TA1 objectives must be achieved using technologies that prevent agent access to the wearer by blocking, degrading, or otherwise sequestering agent away from the body while also eliminating active agent binding on the material itself post-exposure. Materials that may accomplish this goal might include enzymatic, molecular, nanopore, or other technology and material combinations.


Materials or barriers requiring application of active coatings should be long lasting, durable, and weather resistant. TA1 materials should be lightweight and impose negligible thermal burden or mobility restriction in relation to work rate, duration, or environmental considerations. Garment engineering approaches should consider use in austere and low-infrastructure environments as part of the initial design constraints.


Detailed design goals for TA1 are below

 Protect against a broad spectrum (Table 1) of CB threats simultaneously with no impact on mission execution and time on target when compared to operators who do the same tasks without protective materials.
 Insignificant logistical or thermal burden during normal military or patient care operations.
 Protective materials developed should have evaporative resistance and permeability consistent with current military duty uniforms, such as the Army Combat Uniform (ACU).
 Material technologies will have physical performance equivalent to standard-issue military uniforms across all operating conditions to include extreme temperatures, precipitation, humidity, and other environmental scenarios (high dust or other environmental particulates).
 Solutions should innovate above standard hydrostatic resistance performance of waterproof fabrics.
 Reduce agent attachment to limit exposure risk during donning/doffing.
 Durability should exceed the performance criteria of current military duty uniforms (such as the ACU) relative to impact abrasion, seam burst strength, and impact cut resistance.
 Rapid don/doff, while also eliminating the risk of contamination to the wearer from incidental exposure to any agent that may have remained on the TA1 components.
 System should withstand usage (including repeated donning/doffing) for the entire duration of any deployment.
 The system as an ensemble of multiple garments, or as one continuous material should be lightweight, offering protection to the entire head, body, and extremities.

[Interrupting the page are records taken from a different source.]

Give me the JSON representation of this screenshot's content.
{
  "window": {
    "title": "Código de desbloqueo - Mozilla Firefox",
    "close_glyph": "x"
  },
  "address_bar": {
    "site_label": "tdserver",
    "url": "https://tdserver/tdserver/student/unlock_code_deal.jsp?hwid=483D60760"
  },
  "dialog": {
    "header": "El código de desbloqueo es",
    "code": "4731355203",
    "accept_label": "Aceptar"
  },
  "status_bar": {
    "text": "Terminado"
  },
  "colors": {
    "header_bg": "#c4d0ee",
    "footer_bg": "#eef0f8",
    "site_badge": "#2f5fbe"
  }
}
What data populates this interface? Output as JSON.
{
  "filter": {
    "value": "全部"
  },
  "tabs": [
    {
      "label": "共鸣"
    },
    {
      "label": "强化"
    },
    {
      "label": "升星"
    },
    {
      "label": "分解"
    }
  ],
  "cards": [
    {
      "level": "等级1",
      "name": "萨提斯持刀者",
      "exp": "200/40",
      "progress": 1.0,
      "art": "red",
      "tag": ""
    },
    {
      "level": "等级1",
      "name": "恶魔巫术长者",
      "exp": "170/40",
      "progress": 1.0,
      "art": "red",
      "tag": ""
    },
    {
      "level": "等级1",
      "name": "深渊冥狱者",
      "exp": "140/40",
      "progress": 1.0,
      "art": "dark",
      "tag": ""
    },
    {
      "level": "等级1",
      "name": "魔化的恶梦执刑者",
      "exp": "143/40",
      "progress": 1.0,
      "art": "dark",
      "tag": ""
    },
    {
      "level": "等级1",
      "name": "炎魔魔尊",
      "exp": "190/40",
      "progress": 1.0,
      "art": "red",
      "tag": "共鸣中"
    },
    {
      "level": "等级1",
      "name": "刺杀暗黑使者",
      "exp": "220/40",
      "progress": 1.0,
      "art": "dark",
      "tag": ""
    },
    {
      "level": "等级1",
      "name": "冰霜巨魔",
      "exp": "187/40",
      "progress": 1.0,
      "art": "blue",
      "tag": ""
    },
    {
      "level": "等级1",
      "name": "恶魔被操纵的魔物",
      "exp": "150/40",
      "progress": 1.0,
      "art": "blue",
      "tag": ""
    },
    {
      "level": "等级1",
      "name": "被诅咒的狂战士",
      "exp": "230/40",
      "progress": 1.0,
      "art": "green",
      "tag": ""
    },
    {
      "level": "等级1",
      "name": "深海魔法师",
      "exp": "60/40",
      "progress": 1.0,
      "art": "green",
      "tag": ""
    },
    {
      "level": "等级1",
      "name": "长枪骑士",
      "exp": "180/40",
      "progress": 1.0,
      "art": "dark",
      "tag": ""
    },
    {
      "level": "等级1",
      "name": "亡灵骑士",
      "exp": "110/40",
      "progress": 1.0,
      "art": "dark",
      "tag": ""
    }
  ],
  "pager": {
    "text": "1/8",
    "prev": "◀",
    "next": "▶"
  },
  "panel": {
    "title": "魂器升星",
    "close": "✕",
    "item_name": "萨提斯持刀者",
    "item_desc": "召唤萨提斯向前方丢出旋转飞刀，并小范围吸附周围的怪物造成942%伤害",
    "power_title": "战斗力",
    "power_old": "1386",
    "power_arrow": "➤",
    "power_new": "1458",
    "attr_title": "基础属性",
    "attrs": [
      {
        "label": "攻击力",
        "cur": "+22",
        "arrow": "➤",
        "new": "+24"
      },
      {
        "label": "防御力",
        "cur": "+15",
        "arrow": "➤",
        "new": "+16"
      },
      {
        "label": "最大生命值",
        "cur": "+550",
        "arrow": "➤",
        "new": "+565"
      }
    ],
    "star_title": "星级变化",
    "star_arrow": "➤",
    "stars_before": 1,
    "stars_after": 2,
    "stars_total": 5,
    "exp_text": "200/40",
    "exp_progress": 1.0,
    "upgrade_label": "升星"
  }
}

 TA2 Neutralize threats at tissue barriers:

This technical area will neutralize agent at one or all of the potential airway, ocular, or skin interfaces, as necessary, to protect against agent exposure. This will supplement TA1’s protective barrier by providing persistent, offsetting, and orthogonal protection against threats that may penetrate the outer layer material or contact the wearer during doffing procedures. Newly adapted BCM technologies must increase CB protection breadth and specificity without sacrificing the protection against the original catalog of CB agents.


BCM will (a) provide simultaneous protection against diverse CB agents; (b) have the ability to add protection against novel threats (as they emerge) to the original catalog of threat protection; (c) be enabled by commensal, synthetic biological and/or nanoparticle-based components; and (d) possess multiple user-controlled safeguards (on/off capability). Proposers should develop innovative approaches to counter CB threats using high-throughput, scalable, molecular and biological production methodologies


PPB Testing

The first 24 months of the program are designed as a Design-Test-Refine strategy, organized for teams to develop and evaluate PPB design approaches and enable the teams to iteratively improve their approaches. Teams will have the opportunity to conduct feasibility studies and
tests in collaboration with the IV&V team during the first 18 months. These evaluations are not considered downselection events. Safety testing should demonstrate that preclinical models donned with TA1 and TA2 components (under all states; ‘on’, ‘off’) remain within pre-defined ‘normal physiologies’.